Après avoir composé, le musicien s'est essayé à la mise en scène et à la direction artistique. Hoang Thanh fut le premier à introduire la musique légère sur la scène artistique de Nghệ An-Hà Tĩnh. En 1985, un programme qu'il dirigea pour l'Union de la jeunesse de la province de Nghệ An, en vue de sa participation au Festival national de la jeunesse, remporta une médaille d'or ; le Festival de Lang Sen remporta également le premier prix la même année. En 1995, le programme artistique de l'ensemble des militaires de la Troupe artistique de la 4ᵉ Région militaire, dirigé par l'artiste du peuple Hoang Thanh, reçut un prix spécial assorti de cinq médailles d'or, dont une médaille d'or pour l'artiste méritante Thu Hang (son épouse) pour sa chanson."La mère du village de Lang Sen"Par la suite, une série d'émissions réalisées par l'artiste du peuple Hoang Thanh ont toutes remporté des médailles d'or.
En 2005, le compositeur a écrit une œuvre chorale en quatre mouvements, inspirée des chants et chansons folkloriques Nghệ Tữn, pour l'inauguration de la place Hô Chi Minh, et a remporté le deuxième prix du concours Ho Xuan Huong.
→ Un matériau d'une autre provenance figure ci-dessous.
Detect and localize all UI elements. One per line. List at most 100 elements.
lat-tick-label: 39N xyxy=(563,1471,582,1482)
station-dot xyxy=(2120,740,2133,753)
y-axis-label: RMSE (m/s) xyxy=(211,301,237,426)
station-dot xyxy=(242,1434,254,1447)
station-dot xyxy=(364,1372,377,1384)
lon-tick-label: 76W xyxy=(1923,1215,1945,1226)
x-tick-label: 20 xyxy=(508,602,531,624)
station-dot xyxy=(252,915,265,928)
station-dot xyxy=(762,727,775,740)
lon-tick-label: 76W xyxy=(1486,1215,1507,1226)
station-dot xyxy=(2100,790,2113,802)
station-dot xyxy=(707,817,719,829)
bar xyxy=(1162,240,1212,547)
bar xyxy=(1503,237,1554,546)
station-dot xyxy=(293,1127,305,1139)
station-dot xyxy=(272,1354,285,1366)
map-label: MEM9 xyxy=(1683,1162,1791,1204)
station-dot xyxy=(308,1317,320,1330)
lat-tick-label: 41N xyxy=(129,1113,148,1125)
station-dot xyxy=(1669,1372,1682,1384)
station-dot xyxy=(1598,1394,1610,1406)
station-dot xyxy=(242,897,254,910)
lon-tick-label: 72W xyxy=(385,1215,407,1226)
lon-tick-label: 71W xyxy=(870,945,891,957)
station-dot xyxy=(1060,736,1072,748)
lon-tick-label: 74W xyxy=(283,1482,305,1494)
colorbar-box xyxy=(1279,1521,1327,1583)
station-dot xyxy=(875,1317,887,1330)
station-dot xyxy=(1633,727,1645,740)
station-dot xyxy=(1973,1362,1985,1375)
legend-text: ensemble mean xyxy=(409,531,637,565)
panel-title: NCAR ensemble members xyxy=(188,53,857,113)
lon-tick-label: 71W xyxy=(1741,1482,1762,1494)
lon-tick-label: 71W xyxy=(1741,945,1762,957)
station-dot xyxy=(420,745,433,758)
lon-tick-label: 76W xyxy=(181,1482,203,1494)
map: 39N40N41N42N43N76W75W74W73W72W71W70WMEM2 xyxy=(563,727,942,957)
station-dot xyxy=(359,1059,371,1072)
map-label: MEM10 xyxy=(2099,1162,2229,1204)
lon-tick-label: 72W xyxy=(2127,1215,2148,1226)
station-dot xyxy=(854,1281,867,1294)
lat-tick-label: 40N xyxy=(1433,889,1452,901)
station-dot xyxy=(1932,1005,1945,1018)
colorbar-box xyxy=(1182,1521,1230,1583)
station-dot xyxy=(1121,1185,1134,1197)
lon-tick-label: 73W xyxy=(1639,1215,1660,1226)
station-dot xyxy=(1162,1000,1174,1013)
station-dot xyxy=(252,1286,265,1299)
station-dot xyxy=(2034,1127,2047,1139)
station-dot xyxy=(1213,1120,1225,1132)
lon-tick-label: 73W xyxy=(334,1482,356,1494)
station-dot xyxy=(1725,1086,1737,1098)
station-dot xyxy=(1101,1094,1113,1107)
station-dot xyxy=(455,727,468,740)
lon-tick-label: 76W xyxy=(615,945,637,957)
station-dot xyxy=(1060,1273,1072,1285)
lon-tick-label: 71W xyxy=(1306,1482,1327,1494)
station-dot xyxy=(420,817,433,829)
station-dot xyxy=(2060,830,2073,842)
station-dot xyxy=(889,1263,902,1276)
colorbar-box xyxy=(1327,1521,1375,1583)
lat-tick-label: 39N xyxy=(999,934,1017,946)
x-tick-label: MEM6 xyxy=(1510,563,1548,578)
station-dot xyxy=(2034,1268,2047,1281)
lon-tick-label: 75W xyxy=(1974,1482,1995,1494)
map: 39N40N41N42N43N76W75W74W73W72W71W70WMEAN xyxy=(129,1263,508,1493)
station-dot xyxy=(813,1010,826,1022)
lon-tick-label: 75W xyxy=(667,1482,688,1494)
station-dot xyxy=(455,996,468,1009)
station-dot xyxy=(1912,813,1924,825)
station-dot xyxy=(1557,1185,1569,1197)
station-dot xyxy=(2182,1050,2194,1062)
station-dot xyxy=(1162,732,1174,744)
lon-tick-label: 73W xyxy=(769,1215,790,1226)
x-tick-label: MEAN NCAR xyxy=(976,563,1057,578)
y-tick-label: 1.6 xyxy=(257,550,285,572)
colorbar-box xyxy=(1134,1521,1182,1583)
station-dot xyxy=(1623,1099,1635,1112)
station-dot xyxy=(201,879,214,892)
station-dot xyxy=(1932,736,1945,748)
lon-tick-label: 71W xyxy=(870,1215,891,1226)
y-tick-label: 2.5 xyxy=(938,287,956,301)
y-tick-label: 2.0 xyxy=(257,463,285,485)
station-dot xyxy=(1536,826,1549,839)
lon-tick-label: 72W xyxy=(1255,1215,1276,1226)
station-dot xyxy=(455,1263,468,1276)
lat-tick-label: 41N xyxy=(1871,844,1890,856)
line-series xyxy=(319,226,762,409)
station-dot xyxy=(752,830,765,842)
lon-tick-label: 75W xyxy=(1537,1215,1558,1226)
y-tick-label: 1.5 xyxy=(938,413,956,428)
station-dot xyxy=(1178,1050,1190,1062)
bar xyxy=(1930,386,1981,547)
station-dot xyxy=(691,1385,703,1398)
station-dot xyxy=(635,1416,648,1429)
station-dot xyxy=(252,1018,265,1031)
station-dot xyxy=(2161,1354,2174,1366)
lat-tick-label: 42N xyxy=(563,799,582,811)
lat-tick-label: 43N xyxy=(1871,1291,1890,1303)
Hoang Thanh a été nommé Artiste émérite en 2001 et Artiste du peuple en janvier 2016 – une reconnaissance amplement méritée pour l'ensemble de son œuvre.
Le côté militaire de sa musiqueartiste talentueux
Lorsqu'il a évoqué son parcours pour devenir soldat-auteur-compositeur, l'artiste m'a confié avec une sincérité surprenante : « Je suis très reconnaissant de mon expérience militaire. Avoir pu vivre et m'immerger dans les missions de combat d'un soldat tout en me consacrant à l'art m'a insufflé foi et amour de la vie. C'est cette puissante source d'inspiration qui m'a permis de créer des œuvres si bien accueillies par le public. Des chansons comme « Le Soldat Volontaire et la Chanson de Lam Toi », « Laisse tomber ta robe », « Le Son de la Flûte de Cerf-Volant de l'Enfance »… sont douces, empreintes du charme de la patrie, grâce à cette « émotion de soldat » ! »

Que le récit porte sur les années de guerre ou sur les réflexions de l'artiste sur les périodes de transition avant les réinventions musicales, pour lui,« La musique est le langage du cœur, elle parle au cœur. Quand les autres langages échouent, la musique parle pour lui. »C'est l'artiste en lui, et c'est le soldat en lui – insouciant, libre d'esprit, très terre-à-terre, très humain.
Au fil des ans, je l'ai rencontré à maintes reprises lors de divers concours, festivals et événements artistiques, d'envergure ou plus modeste, dans ma province. Il siégeait souvent au premier rang, comme conseiller artistique, membre du jury ou simple commentateur. Ses remarques perspicaces, professionnelles et sincères ont enrichi de nombreux programmes artistiques de grande qualité, offrant au public des expériences musicales précieuses.
Puis, depuis quelques années, je ne l'ai plus vu assis à cette place. Après m'être renseigné, j'ai appris qu'il était tombé malade et que son état s'était aggravé, le contraignant à rester alité. Ces derniers jours, mes collègues et moi avons discuté du moment où nous devrions lui rendre visite…
La vie de ce talentueux soldat-musicien s'est éteinte. Mais l'héritage musical qu'il nous a laissé, ces mélodies empreintes d'amour pour sa patrie, pour l'humanité et pour l'esprit du soldat, resteront à jamais gravées dans nos cœurs. Et dans ma mémoire, il restera toujours un musicien talentueux, bienveillant et humble.